Naive data availability scheme

You might require a miner to commit with the merkle root of the erasure coded version of the block data. If you do that, it means that for the miner to hide any piece of the block, they have to hide half of the block. Because if they hide just one piece here, then that piece can be recovered from the rest of the pieces. However, if they hide a bit more than half of the data, then the block cannot be recovered. Using this, you can build a sampling based availability scheme. It's no longer 100% availability problem, now it's a 50% availability problem. A client can randomly sample different pieces of the block. If you assume the miner has hidden 50% of the block or slightly more because they don't want the block data to be recovered, then there's a chance that the client will land on an unavailable piece, then the block is rejected. Clients would then gossip pieces to full nodes for recovery of the data.

The problem is what happens if the miner incorrectly generates the erasure code? You have no way of recovering the data. The lite client would have to download the entire block and re-generate the erasure code to see if it's correct or not, but that's going back to square one. We want lite clients to not have to download the full block.

Multidimensional erasure coding

Here, we're using three-dimensional erasure coding for simplicity but you could take it to higher dimensions. So if you use this, you have the original-- you have ot arrange all of the original data in the block into a square, and then you extend that data, and extend the square.... these columns and rows are extended individually using the erasure coding. The fraud proof would be limited to a column or row. If any row or column is incorrectly generated, a fraud proof that the code is incorrectly generated is limited to that specific row or column, that's O(sqrt(blocksize)). Miner has to hide roughly 25% of the square to hide any pieces.

What is the probability of a client landing on at least one of the available piece if the miner has hidden 25% of the square (if sampling without replacement)? 60% after 3 samplings; 99% after 15 samplings.

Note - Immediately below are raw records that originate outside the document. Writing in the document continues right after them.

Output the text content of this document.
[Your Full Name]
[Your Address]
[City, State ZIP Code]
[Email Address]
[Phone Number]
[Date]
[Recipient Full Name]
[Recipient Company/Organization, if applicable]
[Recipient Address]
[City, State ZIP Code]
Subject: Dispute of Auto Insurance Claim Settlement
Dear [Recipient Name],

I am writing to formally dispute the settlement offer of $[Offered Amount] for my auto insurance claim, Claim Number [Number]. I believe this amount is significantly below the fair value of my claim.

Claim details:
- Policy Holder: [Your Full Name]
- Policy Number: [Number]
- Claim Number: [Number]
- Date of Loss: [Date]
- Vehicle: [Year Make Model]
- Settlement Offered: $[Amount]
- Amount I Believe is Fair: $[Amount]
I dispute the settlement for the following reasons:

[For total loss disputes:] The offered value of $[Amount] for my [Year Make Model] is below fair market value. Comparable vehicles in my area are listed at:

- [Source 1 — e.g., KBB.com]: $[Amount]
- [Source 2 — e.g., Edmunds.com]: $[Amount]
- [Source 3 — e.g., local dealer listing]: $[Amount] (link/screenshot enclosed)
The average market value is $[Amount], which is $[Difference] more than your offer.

After 15 samplings, there's only a 1% chance that the miner can fool a user into thinking that a block is available when it's unavailable. On average, miners would have to do 100x more PoW in order to generate that invalid block. But you could also have a high probability if you do more samplings.

Selective releasing of pieces

What if a miner only releases pieces as clients ask for them? Remember, the moment that a miner releases 25% of the square, then a full node can recover the whole data. A miner might want to fool as many clients as possible without releasing 25% of the square. So they might want to release just under 25% of the square. What that would mean is that the miner could always pass the sampling challenge the first couple of hundred or thousand of lite clients. The exact number of that depends on ohw many samples each client makes... the exact number of how many clients can be fooled depends on how many samples they make each (s) and how wide the square (k), and whether the miner doesn't drop the connection to many of the connecting nodes that are making these sampling requests.

Preventing selective releasing of pieces

We can prevent this by assuming an enhanced network model. Clients send requests anonymously. The order in which requests are received by the network are uniformly random (clients sampled are interleaved). For example, using a mixnet. This would mean that a miner would have the same probability of fooling all client,s including the first ones to ask for samples. The requests are unlinkable to the clients.

Block validity security assumptions comparison

Let's compare the scheme to the assumptions that SPV nodes and full nodes make. An SPV client assumes 51% of the hashrate is being honest. SPV clients with fraud proofs ohave to assume there's at least one honest full node in connected network graph, that the maximum network delay to receive proofs (e.g. 5 minutes), and a minimum number of lite clients (few hundreds).


It's quite efficient in the space, a state fraud proof would be quite small. Our computations are also efficient, taking a few milliseconds. The link to the full paper is here. I'll take questions now, thank you.